In a statement Democratic Gov. Jay Inslee said he was sorry to see Pacholke's 33 years with the Department of Corrections end in this manner and fired a verbal volley at Republicans.
Pacholke, 55, had not yet been confirmed by the state Senate and was not in charge of the agency in 2012 when the computer mistake was first discovered. His annual salary as prison head was $165,000.
In an email to Senate Law and Justice Chairman Mike Padden, R-Spokane Valley, Pacholke was even more blunt.

"I notify you now of my resignation. I hope it helps meet your need for blood," Pacholke wrote. "I hope it gives you fodder for the press and fulfills your political needs so you can let this agency, our agency, heal."
This shake-up leaves three of the state's largest and most high profile agencies without permanent leaders just as Inslee heads into a re-election year--and in the midst of a highly partisan, 60-day session when lawmakers are under pressure to act to get out of contempt of court over school funding.
The final shot that we should all be paying attention to?
Of Inslee's remaining cabinet members, several have yet to be confirmed by the Washington Senate. Via Twitter on Friday Republican state Senator Michael Baumgartner suggested his caucus might not be done turning down gubernatorial appointments, writing, "Shape up, Do your job ... Or more heads are going to roll."
Maybe this kind of bullying and battering is what voters in some districts want but it's certainly no way to run a state government. And maybe, some who are elected office don't realize that the "more heads are going to roll" can go both ways.
I can't wait to hear what the Supreme Court will be saying come March 10th.


NO 1240 said...

Bill Gates was instrumental in putting the unconstitutional I 1240 on the ballot. First, he provided funding to hire individuals to collect signatures. Then, Bill Gates and other millionaire/billionaires were instrumental in funding an $11M campaign to pass I 1240 and they did so with less than a 1% margin.

The Supreme Court declared I 1240 and the state should have cut funding to charter schools. As per usual, the Bill and Melinda Gates Foundation used their dollars to do an end-run around our democratic process.

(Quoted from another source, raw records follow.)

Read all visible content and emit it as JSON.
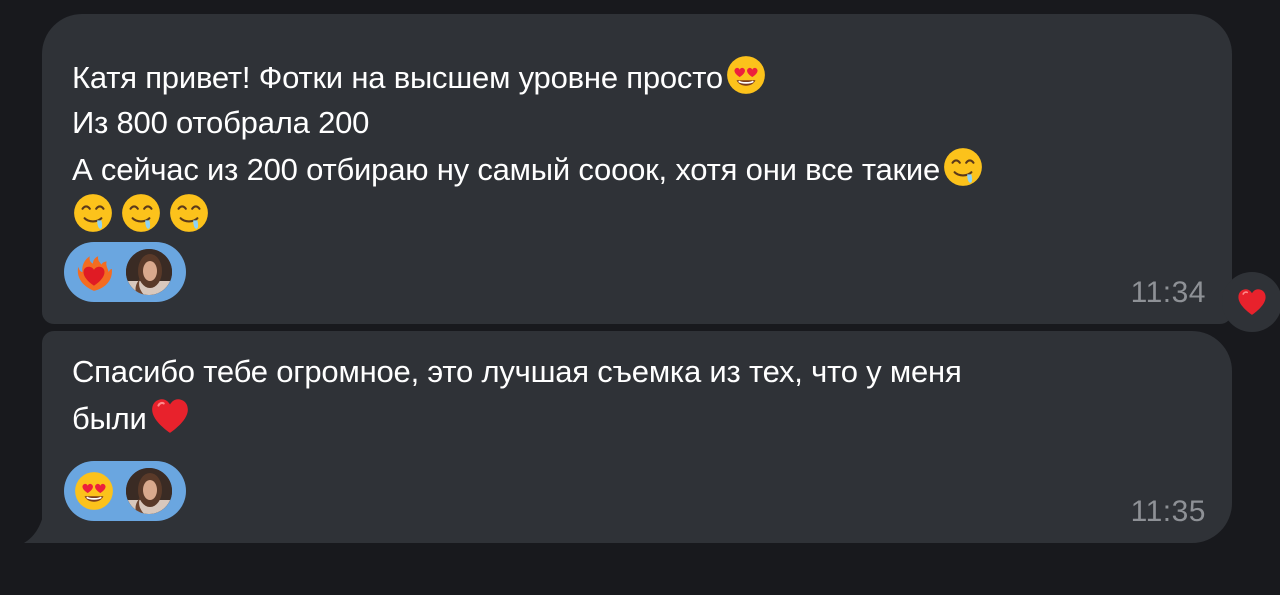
{
  "messages": [
    {
      "lines": [
        "Катя привет! Фотки на высшем уровне просто",
        "Из 800 отобрала 200",
        "А сейчас из 200 отбираю ну самый сооок, хотя они все такие"
      ],
      "emojis": [
        "heart-eyes",
        "drooling",
        "drooling",
        "drooling",
        "drooling"
      ],
      "reaction": "heart-on-fire",
      "time": "11:34"
    },
    {
      "lines": [
        "Спасибо тебе огромное, это лучшая съемка из тех, что у меня",
        "были"
      ],
      "emojis": [
        "red-heart"
      ],
      "reaction": "heart-eyes",
      "time": "11:35"
    }
  ],
  "quick_reaction": "red-heart",
  "colors": {
    "background": "#18191d",
    "bubble": "#2f3237",
    "reaction_pill": "#6aa6e0",
    "time": "#8e9196"
  }
}
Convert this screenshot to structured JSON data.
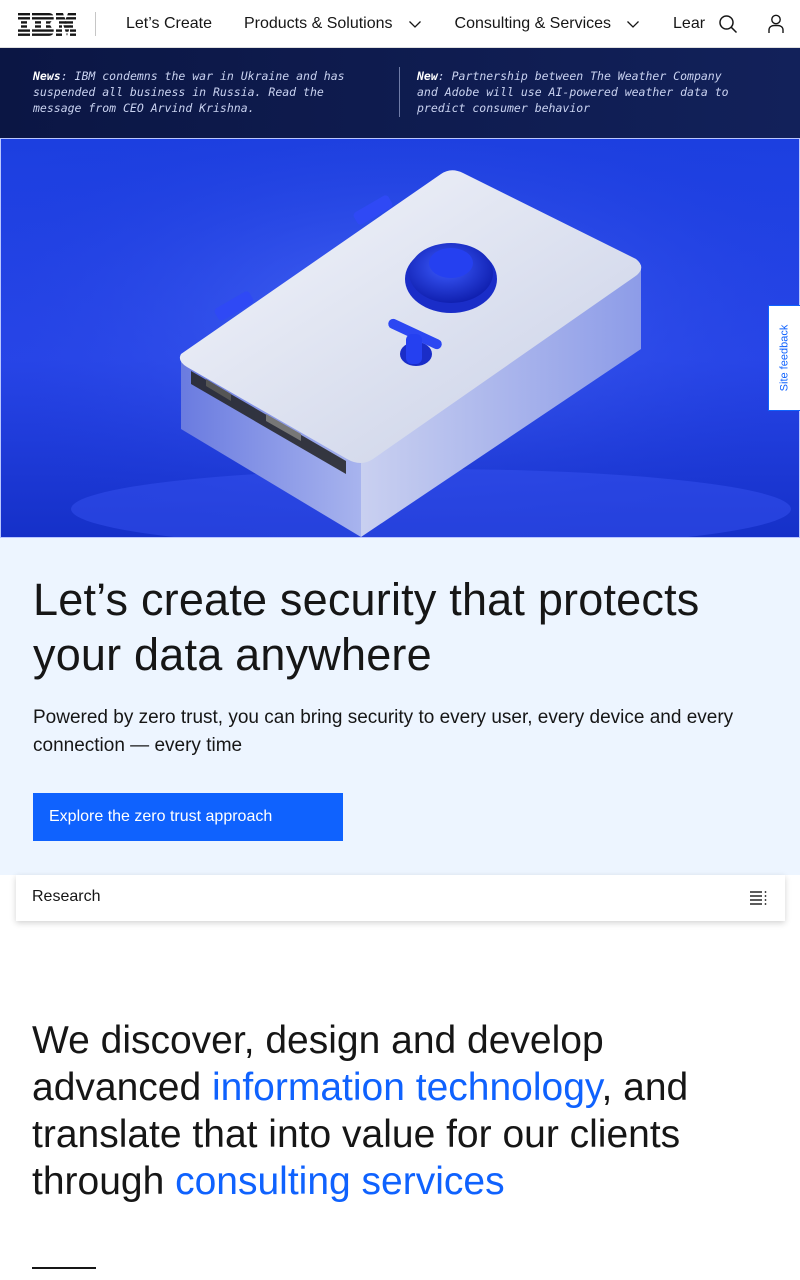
{
  "masthead": {
    "logo_text": "IBM",
    "nav": [
      {
        "label": "Let’s Create",
        "has_menu": false
      },
      {
        "label": "Products & Solutions",
        "has_menu": true
      },
      {
        "label": "Consulting & Services",
        "has_menu": true
      },
      {
        "label": "Learn",
        "has_menu": false
      }
    ],
    "icons": [
      "search-icon",
      "user-icon",
      "chevron-down-icon"
    ]
  },
  "news": [
    {
      "tag": "News",
      "text": ": IBM condemns the war in Ukraine and has suspended all business in Russia. Read the message from CEO Arvind Krishna."
    },
    {
      "tag": "New",
      "text": ": Partnership between The Weather Company and Adobe will use AI-powered weather data to predict consumer behavior"
    }
  ],
  "feedback": {
    "label": "Site feedback"
  },
  "lead": {
    "title": "Let’s create security that protects your data anywhere",
    "description": "Powered by zero trust, you can bring security to every user, every device and every connection — every time",
    "cta_label": "Explore the zero trust approach"
  },
  "toc": {
    "label": "Research"
  },
  "statement": {
    "part1": "We discover, design and develop advanced ",
    "link1": "information technology",
    "part2": ", and translate that into value for our clients through ",
    "link2": "consulting services"
  },
  "colors": {
    "accent": "#0f62fe",
    "banner_bg": "#0f1b4a",
    "lead_bg": "#edf5ff",
    "text": "#161616"
  }
}
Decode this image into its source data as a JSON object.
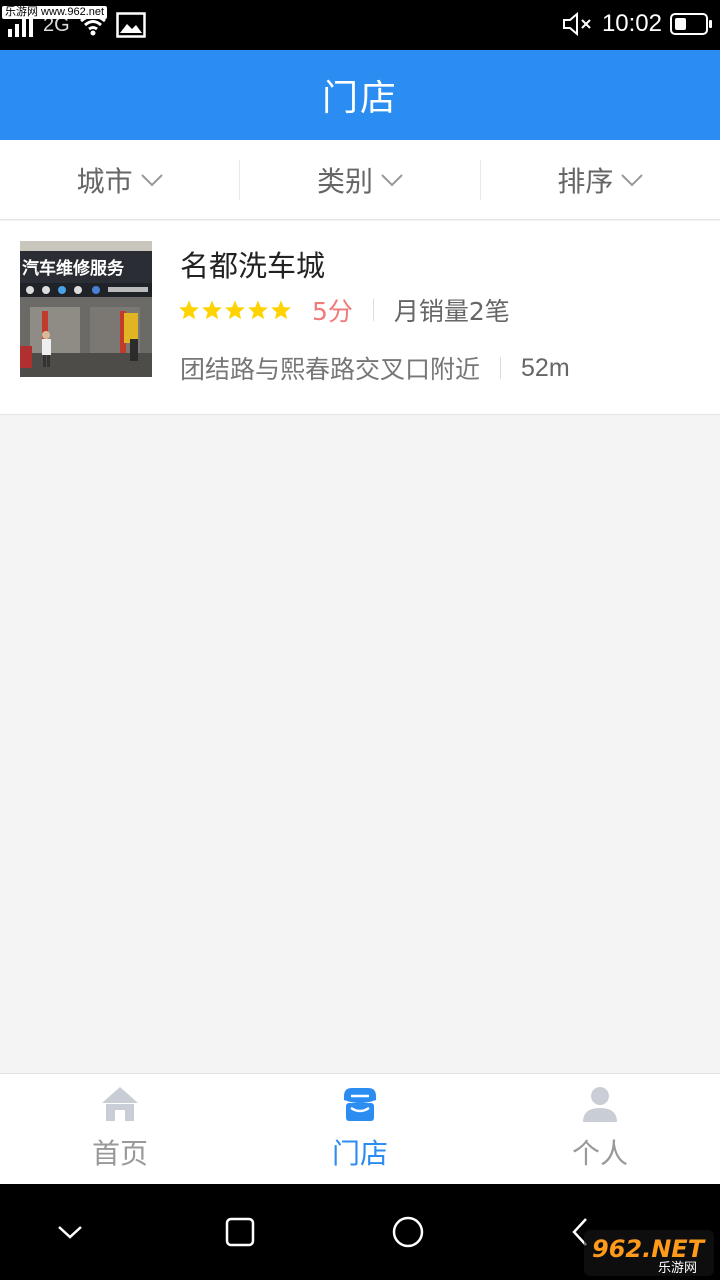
{
  "status_bar": {
    "watermark": "乐游网 www.962.net",
    "network": "2G",
    "time": "10:02",
    "battery_level": 0.4,
    "icons": [
      "signal-icon",
      "wifi-icon",
      "image-icon",
      "mute-icon",
      "battery-icon"
    ]
  },
  "header": {
    "title": "门店"
  },
  "filters": [
    {
      "label": "城市"
    },
    {
      "label": "类别"
    },
    {
      "label": "排序"
    }
  ],
  "store": {
    "name": "名都洗车城",
    "rating_stars": 5,
    "score": "5分",
    "sales": "月销量2笔",
    "address": "团结路与熙春路交叉口附近",
    "distance": "52m",
    "photo_sign_text": "汽车维修服务"
  },
  "tabs": [
    {
      "label": "首页",
      "icon": "home-icon",
      "active": false
    },
    {
      "label": "门店",
      "icon": "store-icon",
      "active": true
    },
    {
      "label": "个人",
      "icon": "person-icon",
      "active": false
    }
  ],
  "nav_icons": [
    "collapse-icon",
    "recent-apps-icon",
    "home-circle-icon",
    "back-icon"
  ],
  "bottom_watermark": {
    "logo": "962.NET",
    "site": "乐游网"
  },
  "colors": {
    "primary": "#2b8cf2",
    "star": "#ffd300",
    "score": "#f07a7a",
    "inactive": "#999999"
  }
}
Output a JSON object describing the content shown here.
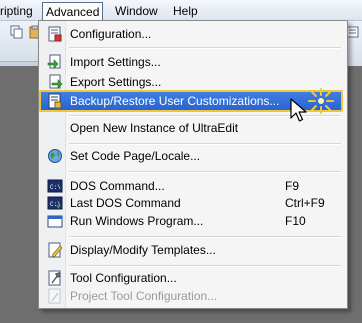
{
  "menubar": {
    "items": [
      {
        "label": "ripting"
      },
      {
        "label": "Advanced"
      },
      {
        "label": "Window"
      },
      {
        "label": "Help"
      }
    ]
  },
  "menu": {
    "items": [
      {
        "label": "Configuration...",
        "icon": "configuration-icon"
      },
      {
        "label": "Import Settings...",
        "icon": "import-settings-icon"
      },
      {
        "label": "Export Settings...",
        "icon": "export-settings-icon"
      },
      {
        "label": "Backup/Restore User Customizations...",
        "icon": "backup-restore-icon"
      },
      {
        "label": "Open New Instance of UltraEdit"
      },
      {
        "label": "Set Code Page/Locale...",
        "icon": "globe-icon"
      },
      {
        "label": "DOS Command...",
        "shortcut": "F9",
        "icon": "dos-command-icon"
      },
      {
        "label": "Last DOS Command",
        "shortcut": "Ctrl+F9",
        "icon": "last-dos-command-icon"
      },
      {
        "label": "Run Windows Program...",
        "shortcut": "F10",
        "icon": "run-program-icon"
      },
      {
        "label": "Display/Modify Templates...",
        "icon": "templates-icon"
      },
      {
        "label": "Tool Configuration...",
        "icon": "tool-configuration-icon"
      },
      {
        "label": "Project Tool Configuration...",
        "icon": "project-tool-icon"
      }
    ]
  },
  "colors": {
    "highlight": "#2f6fdc",
    "highlight_border": "#f0c53a",
    "disabled_text": "#9a9a9a"
  }
}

The Bill and Melinda Gates Foundation provided millions of dollars to launder public dollars to charter schools through a small school district- Mary Walker School District- located north of Spokane. Dora Taylor captures the story:

The Supreme Court indicated that community members must have access to a local and elected board. Charter schools will be funded-with taxpayer dollars -and communities do not have the ability to vote for members of the Mary Walker School District.

Two school districts refused to go along with Randy Dorn's funding scheme. Individuals in Highline School District hired an attorney to fight Highline's Inter-local agreement with the Mary Walker School District. The citizen's attorney argued Highline's school board and district were in violation of the Supreme Court decision.

Special thanks to our local bloggers- Melissa Westbrook and Dora Taylor. But for these individuals, this story would have been swept under the rug.

Anonymous said...

If you think calling someone a "racist" in Olympia is scurrilous, you're being played. Worse things get said. Way worse get done. Dems are mad. Blindsided? No. Inattention? Yes. This is politics. A very good ethics bill went down with both parties' support. Get righteous about that.


Melissa Westbrook said...

Voter, you are right on the last point about that ethics bill and I note that Senator Carlyle was the sponsor and tried very hard to get consensus.

As for worse things, yes, I'm sure there are worse things. But calling a public official a racist in a public place - that can land you in court.